Review Reports

Round 1

Reviewer 1 Report

Comments and Suggestions for Authors

This manuscript investigates the association between genetic variants of MMPs (MMP-1, MMP-9) and TIMPs (TIMP-1, TIMP-2) with bronchopulmonary dysplasia (BPD) in a cohort of Polish preterm infants. The study is well‐structured, the methodology is generally sound, and the results contribute incremental evidence in a biologically plausible research area. However, the manuscript has several limitations—including insufficient adjustment for confounders, and limited mechanistic interpretation—that need to be addressed before acceptance.

1. Only gestational age and birth weight were included in the adjusted logistic models. Important clinical covariates—such as infection, ventilation duration, maternal factors (smoking, preeclampsia)—were shown to differ between groups and should be considered in multivariable analyses. Without this, the associations may be confounded.
2. Power calculations should be added, or the authors should discuss the potential for false-positive or false-negative results more explicitly.
3. The manuscript includes numerous statistical tests across variants and inheritance models. However, no Bonferroni/FDR correction is reported. This raises concerns regarding false-positive significance.
4. Although prior literature is cited, the discussion should better integrate the present findings into established biological pathways
5. Several references contain inconsistent formatting, broken links, or non-standard citation structures.

Author Response

Only gestational age and birth weight were included in the adjusted logistic models. Important clinical covariates—such as infection, ventilation duration, maternal factors (smoking, preeclampsia)—were shown to differ between groups and should be considered in multivariable analyses. Without this, the associations may be confounded.

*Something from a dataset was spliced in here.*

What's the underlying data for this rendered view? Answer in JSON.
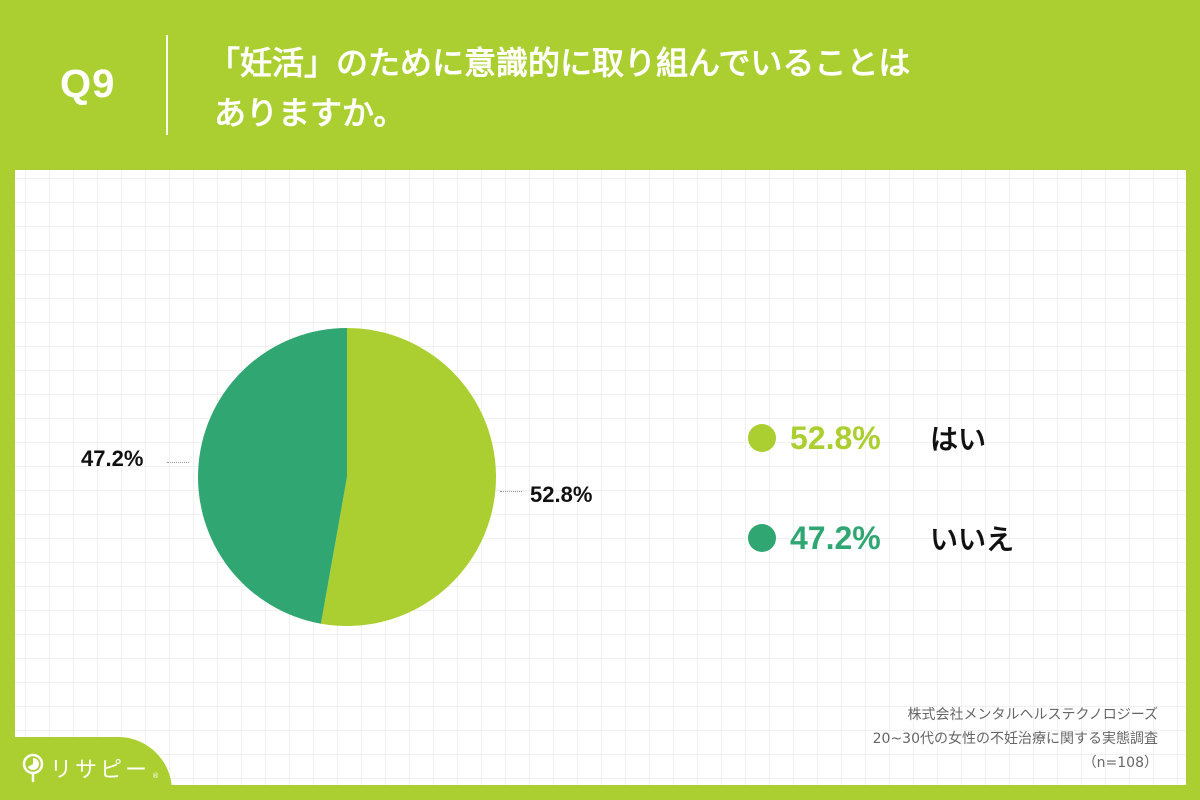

We updated the regression model with infection and time of ventilation as you recommended (Tables 4 and 5). None of the mothers had preeclampsia or were smokers. We add on this information in the exclusion criteria for the study group in section 2.1.

Power calculations should be added, or the authors should discuss the potential for false-positive or false-negative results more explicitly.

 

From the introduction: “One study on a Polish population found that 52.7% of infants born before 32 weeks and weighing ≤1500g developed BPD [8]”.

Added in part 2.5

We computed the statistical power under the assumption that 52.7% of preterm infants in the Polish research had BPD [8]. In our cohort, 38% of preterm infants had BPD. With a sample size of N=100 and alpha=0.05, the power of the test was 84.4%.

The manuscript includes numerous statistical tests across variants and inheritance models. However, no Bonferroni/FDR correction is reported. This raises concerns regarding false-positive significance.

Added in part 2.5

P-values less than 0.008 were considered statistically significant after applying a Bonferroni correction for the six SNPs analysed.

Added in part 3.2.1

None of the SNPs tested is significant after the Bonferroni correction (p<0.008) for multiple testing

Although prior literature is cited, the discussion should better integrate the present findings into established biological pathways

This comment is very vague and does not specify much but nonetheless i still tried to add a more clear limitation and reword it.

Several references contain inconsistent formatting, broken links, or non-standard citation structures.

In regards to this, I used the mdpi zotero option to maintain a consistent standard and personally reinputted every single citation in the paper

Reviewer 2 Report

Comments and Suggestions for Authors

This original Study investigated examine the relationship between variants of MMP-1, MMP-9, TIMP-1, and TIMP-2 genes and BPD in a premature infants. This is relative new but frequent syndrome of mutigen origin. The Study is well design, in a combitaion of clinical. and genetic factors. It is also well weitten and present in tables and Figures. This pathology is ussulally linked to connective tissue danage. As a result,  TIMP-2 rs2277698 variant may impact the development of BPD in a Polish cohort of premature infants. This is the normal than 1 from 5 show positive correlation in disease, so I support the results. Also it is well English style.

The re are some ussues that could be corrected:

1) You need not to repeat everywhere about " Polish cohort" - this actually restricts your results. In title and Methods is enough.

2) The abstract is not structured, please and aim, Methods and Results (conclusions already existing).

3) Please add limitations at the end.

4)  Did you estimated the power of the Study? The Number of patients is low.

Author Response

You need not to repeat everywhere about " Polish cohort" - this actually restricts your results. In title and Methods is enough.

Thank you for pointing this out, i went through and significantly lowered the use of “polish cohort”

The abstract is not structured, please and aim, Methods and Results (conclusions already existing).

I went over the abstract and presented it as requested

Please add limitations at the end.

A limitation has been added in the abstract and end of discussion

Did you estimated the power of the Study? The Number of patients is low.

From the introduction: “One study on a Polish population found that 52.7% of infants born before 32 weeks and weighing ≤1500g developed BPD [8]”.

Added in part 2.5

We computed the statistical power under the assumption that 52.7% of preterm infants in the Polish research had BPD [8]. In our cohort, 38% of preterm infants had BPD. With a sample size of N=100 and alpha=0.05, the power of the test was 84.4%.